Jerusalem was a good place, sure.  Judea?  That was home.  Samaria?  That was more of a problem, because it was full of Samaritans.  As for the ends of the earth, that’s fine in theory, but there are some pretty scary folks out there, with some crazy ways of living and absolutely no understanding of God’s ways.  For that matter, you don’t have to go to East Japip to run into folks like that.  Even worse, sometimes they find you.  Bishop William Willimon was fond of talking about the days when he was pastor of a church in South Carolina that was full of odd characters.  As he put it, “We had a sign out front that said, ‘All Are Welcome,’ and people read it.” 

            Jesus knew it would not be easy.  He knows it isn’t easy for any of us to live among or work with people who have different customs or ways of life.  I have neighbors who live in their garage.  At first I thought it was just because they didn’t want to smoke inside the house.  But they cook there at least four times a week.  They sit there using their phones.  When guests come over, they entertain there.  They don’t just have folding chairs, either; they have a little table and a couple of chairs beside it and I’m waiting for a television to appear there now that it’s warmer.  This is all really minor in the great scale of things, but it aggravates me at times.  How do people live with those who may have bigger differences, whose priorities in life are totally different, who take no interest in things that matter greatly to you but focus on things that you consider of no importance at all, or maybe just totally silly?

            So Jesus didn’t just send the disciples out without one thing happening first. 

“While staying with them, he ordered them not to leave Jerusalem, but to wait there for the promise of the Father.” [Acts 1:4]

This promise is the Holy Spirit.  He told them,

“You will receive power when the Holy Spirit has come upon you.” [Acts 1:8]

The power of the Holy Spirit would make it possible for them to do miracles wherever they went, and one of the great miracles has been that over time, wherever Jesus’ followers have gone into uncharted territory they have been able to share the good news about how God came to live among a small and oppressed people in an obscure part of the Middle East two thousand years ago and found only rejection and death, but that the power of his love and the strength of his righteousness was such that death itself couldn’t stop him, and he rose from the grave into life.

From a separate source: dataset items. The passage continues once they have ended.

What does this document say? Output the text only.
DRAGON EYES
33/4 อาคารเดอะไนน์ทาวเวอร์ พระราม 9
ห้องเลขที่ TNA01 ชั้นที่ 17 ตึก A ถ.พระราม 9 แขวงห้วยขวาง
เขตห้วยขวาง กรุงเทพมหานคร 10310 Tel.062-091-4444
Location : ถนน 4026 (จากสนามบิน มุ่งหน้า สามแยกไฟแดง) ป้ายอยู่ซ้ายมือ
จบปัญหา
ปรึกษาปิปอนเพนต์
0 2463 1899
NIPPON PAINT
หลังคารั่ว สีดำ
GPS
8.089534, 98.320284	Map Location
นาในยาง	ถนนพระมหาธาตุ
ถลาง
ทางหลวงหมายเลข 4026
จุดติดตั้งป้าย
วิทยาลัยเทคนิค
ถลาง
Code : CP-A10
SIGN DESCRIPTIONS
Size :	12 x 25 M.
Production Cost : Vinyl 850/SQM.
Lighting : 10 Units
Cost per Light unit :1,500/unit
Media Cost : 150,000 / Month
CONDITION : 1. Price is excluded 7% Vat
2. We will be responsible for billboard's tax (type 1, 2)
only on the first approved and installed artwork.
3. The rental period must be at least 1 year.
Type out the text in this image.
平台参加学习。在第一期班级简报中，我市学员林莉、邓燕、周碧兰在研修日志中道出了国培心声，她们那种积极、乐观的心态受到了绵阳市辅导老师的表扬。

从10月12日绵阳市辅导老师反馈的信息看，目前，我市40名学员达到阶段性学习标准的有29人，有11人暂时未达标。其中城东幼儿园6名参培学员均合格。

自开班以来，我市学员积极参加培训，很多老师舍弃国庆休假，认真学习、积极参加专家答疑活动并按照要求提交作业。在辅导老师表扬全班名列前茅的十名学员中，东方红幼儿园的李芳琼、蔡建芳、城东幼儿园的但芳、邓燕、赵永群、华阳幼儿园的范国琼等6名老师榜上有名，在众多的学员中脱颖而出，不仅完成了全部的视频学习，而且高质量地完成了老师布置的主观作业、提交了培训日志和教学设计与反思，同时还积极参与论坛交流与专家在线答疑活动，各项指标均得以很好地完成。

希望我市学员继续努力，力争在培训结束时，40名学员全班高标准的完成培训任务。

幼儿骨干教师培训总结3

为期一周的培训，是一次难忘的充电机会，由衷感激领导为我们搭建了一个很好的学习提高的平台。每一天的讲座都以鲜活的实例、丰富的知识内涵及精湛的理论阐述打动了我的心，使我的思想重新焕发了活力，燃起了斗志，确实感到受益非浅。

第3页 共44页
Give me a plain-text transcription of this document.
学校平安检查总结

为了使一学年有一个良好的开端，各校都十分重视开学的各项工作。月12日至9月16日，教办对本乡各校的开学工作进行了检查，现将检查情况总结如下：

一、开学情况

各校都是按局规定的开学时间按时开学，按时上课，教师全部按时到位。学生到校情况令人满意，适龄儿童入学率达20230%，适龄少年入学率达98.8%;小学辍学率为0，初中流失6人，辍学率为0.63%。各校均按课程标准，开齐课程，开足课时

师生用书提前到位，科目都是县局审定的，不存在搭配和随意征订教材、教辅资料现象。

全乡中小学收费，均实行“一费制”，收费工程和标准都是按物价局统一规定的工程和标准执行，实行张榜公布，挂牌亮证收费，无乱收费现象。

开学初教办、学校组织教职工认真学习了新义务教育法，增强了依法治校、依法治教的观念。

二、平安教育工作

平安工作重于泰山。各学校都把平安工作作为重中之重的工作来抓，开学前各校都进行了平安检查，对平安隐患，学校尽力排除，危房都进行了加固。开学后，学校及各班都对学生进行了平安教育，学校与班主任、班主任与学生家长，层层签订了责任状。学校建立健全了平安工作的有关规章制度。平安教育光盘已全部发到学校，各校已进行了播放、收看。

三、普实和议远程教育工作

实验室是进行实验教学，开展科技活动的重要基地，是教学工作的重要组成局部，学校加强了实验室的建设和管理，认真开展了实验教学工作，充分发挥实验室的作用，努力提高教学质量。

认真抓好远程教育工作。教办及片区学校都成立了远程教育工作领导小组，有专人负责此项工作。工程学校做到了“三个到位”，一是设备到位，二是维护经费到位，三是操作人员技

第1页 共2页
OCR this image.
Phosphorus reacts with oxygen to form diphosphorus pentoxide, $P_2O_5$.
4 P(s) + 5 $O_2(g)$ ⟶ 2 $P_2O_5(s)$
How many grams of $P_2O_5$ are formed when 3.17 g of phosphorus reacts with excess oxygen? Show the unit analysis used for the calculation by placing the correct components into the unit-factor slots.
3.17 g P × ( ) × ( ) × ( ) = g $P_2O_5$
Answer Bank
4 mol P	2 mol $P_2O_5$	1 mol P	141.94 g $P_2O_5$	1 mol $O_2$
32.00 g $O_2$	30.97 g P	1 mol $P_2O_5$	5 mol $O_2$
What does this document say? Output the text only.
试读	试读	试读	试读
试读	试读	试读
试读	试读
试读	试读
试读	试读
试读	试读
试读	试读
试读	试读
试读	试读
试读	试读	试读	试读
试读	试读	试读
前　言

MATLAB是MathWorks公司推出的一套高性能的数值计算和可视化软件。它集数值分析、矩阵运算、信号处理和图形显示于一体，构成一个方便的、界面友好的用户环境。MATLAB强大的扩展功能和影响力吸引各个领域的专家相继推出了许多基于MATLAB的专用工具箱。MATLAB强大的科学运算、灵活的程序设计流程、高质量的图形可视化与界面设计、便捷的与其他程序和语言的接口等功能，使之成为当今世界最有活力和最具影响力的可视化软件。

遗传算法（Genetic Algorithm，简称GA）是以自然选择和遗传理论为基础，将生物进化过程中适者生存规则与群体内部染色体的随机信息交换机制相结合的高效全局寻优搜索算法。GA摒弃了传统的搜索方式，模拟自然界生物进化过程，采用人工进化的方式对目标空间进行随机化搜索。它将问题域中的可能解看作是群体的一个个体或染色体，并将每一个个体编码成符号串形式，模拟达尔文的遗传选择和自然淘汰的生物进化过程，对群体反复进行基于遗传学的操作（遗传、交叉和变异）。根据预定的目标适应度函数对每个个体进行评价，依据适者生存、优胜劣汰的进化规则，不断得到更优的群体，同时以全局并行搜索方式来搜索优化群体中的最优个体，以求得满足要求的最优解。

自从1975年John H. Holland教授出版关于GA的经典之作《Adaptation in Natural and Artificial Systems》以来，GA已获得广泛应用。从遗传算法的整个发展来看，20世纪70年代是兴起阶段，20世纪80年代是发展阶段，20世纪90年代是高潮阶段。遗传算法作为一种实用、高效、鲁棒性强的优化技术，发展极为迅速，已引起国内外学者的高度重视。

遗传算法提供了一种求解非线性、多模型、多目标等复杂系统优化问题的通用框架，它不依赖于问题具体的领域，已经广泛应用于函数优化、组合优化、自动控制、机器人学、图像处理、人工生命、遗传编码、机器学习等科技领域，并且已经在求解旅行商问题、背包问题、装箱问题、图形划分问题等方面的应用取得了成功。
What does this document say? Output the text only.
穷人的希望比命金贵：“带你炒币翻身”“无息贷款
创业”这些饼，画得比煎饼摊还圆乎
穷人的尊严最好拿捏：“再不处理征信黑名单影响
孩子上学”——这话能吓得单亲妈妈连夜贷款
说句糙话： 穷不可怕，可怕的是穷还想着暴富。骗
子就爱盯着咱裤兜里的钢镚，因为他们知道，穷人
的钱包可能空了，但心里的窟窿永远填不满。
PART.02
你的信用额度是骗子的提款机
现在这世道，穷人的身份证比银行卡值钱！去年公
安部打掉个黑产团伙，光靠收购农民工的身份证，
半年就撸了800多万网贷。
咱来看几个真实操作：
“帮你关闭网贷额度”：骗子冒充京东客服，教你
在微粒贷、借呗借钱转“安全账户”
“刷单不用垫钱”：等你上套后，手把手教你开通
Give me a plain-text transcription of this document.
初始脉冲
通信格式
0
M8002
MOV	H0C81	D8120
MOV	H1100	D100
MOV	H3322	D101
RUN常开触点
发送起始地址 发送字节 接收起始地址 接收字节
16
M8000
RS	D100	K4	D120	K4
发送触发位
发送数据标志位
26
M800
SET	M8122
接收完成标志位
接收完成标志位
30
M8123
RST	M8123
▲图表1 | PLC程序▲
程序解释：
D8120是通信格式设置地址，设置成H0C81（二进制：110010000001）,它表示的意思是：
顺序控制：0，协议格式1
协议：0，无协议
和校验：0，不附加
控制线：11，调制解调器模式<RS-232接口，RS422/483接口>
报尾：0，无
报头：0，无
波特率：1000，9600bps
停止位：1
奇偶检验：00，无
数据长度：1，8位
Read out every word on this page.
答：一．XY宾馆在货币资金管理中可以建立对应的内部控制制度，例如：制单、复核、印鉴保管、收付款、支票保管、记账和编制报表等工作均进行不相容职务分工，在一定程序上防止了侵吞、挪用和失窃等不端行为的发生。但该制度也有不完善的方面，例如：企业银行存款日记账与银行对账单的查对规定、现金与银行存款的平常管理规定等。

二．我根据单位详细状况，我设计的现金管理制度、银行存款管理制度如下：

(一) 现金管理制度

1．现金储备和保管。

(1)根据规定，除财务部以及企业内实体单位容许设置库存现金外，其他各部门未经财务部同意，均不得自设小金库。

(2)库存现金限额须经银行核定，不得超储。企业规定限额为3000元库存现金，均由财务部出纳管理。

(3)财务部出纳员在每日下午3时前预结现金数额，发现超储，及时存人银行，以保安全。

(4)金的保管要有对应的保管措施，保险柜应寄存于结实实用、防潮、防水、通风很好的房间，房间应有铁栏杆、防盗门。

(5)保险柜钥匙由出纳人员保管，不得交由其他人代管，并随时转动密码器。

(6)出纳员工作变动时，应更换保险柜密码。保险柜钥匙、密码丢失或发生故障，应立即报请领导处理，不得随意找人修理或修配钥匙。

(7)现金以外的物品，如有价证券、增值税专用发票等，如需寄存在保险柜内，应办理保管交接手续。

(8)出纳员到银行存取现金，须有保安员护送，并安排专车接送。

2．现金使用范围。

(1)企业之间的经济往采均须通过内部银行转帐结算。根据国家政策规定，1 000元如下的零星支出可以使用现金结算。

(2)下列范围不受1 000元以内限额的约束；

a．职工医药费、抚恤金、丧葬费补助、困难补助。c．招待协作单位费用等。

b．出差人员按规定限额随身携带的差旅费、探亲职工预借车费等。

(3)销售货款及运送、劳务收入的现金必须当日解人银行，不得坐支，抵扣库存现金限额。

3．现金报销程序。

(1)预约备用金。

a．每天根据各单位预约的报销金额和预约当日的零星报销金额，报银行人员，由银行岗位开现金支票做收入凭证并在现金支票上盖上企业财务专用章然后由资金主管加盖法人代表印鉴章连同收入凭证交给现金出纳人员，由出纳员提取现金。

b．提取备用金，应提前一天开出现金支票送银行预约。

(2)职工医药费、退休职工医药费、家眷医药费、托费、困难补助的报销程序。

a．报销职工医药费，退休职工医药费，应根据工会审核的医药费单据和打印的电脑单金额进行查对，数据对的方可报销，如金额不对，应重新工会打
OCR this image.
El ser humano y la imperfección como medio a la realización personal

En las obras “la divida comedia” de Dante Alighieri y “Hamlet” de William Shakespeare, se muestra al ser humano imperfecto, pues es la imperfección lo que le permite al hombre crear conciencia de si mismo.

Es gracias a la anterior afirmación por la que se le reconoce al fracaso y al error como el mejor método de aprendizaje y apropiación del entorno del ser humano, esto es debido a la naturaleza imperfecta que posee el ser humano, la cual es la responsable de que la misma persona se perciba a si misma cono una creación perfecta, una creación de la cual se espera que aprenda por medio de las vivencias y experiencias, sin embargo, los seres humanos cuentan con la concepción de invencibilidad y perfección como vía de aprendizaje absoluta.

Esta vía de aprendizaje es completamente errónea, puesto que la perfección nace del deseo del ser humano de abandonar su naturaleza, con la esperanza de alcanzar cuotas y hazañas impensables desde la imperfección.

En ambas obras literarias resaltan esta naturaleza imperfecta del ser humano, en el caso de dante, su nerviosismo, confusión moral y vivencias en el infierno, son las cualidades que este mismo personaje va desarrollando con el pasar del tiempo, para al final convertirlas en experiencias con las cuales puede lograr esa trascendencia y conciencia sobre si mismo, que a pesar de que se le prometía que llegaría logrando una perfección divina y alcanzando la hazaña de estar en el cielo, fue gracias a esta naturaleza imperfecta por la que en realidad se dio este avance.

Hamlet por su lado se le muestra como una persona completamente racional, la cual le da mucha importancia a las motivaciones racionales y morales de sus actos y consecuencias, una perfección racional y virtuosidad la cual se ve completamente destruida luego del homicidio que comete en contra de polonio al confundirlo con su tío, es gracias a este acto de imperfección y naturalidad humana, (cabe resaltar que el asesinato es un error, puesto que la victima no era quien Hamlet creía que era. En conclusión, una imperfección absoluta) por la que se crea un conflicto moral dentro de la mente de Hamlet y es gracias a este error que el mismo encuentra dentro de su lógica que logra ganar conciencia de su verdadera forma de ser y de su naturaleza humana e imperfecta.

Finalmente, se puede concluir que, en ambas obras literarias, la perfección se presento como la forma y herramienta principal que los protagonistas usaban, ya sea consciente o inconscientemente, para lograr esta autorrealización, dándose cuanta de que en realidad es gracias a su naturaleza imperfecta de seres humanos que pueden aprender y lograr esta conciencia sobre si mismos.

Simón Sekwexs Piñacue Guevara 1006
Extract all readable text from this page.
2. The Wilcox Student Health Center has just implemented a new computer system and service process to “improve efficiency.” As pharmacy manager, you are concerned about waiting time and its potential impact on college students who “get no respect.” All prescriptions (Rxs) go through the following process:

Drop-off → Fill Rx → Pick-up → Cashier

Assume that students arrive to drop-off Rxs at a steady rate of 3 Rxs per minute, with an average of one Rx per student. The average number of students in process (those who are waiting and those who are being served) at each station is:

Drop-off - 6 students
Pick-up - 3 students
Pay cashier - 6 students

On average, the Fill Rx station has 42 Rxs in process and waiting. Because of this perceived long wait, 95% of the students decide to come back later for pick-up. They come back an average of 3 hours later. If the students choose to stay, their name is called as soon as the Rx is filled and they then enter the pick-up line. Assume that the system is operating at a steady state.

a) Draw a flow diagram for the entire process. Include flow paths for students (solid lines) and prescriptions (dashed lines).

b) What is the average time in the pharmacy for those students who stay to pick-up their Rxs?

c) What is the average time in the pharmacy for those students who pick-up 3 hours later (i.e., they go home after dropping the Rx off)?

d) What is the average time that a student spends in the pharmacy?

To have found the way to get that across in all its fullness, that has been the Spirit at work.

Wherever Jesus’ people have gone into uncharted places, and whenever change has come to them, slowly or suddenly, as a group, or in the changes that are part of every life, they have found that his Spirit has strengthened them to live with confidence that he is there, too, and has even gone before them.  Wherever Jesus’ people have headed into the unknown land that is the future itself, they have discovered that their fears about it have been unfounded because he has said,

“I am with you always, even to the end of the age.” [Matthew 28:20]


            So brace yourself for whatever he has in mind next but know that it will be good.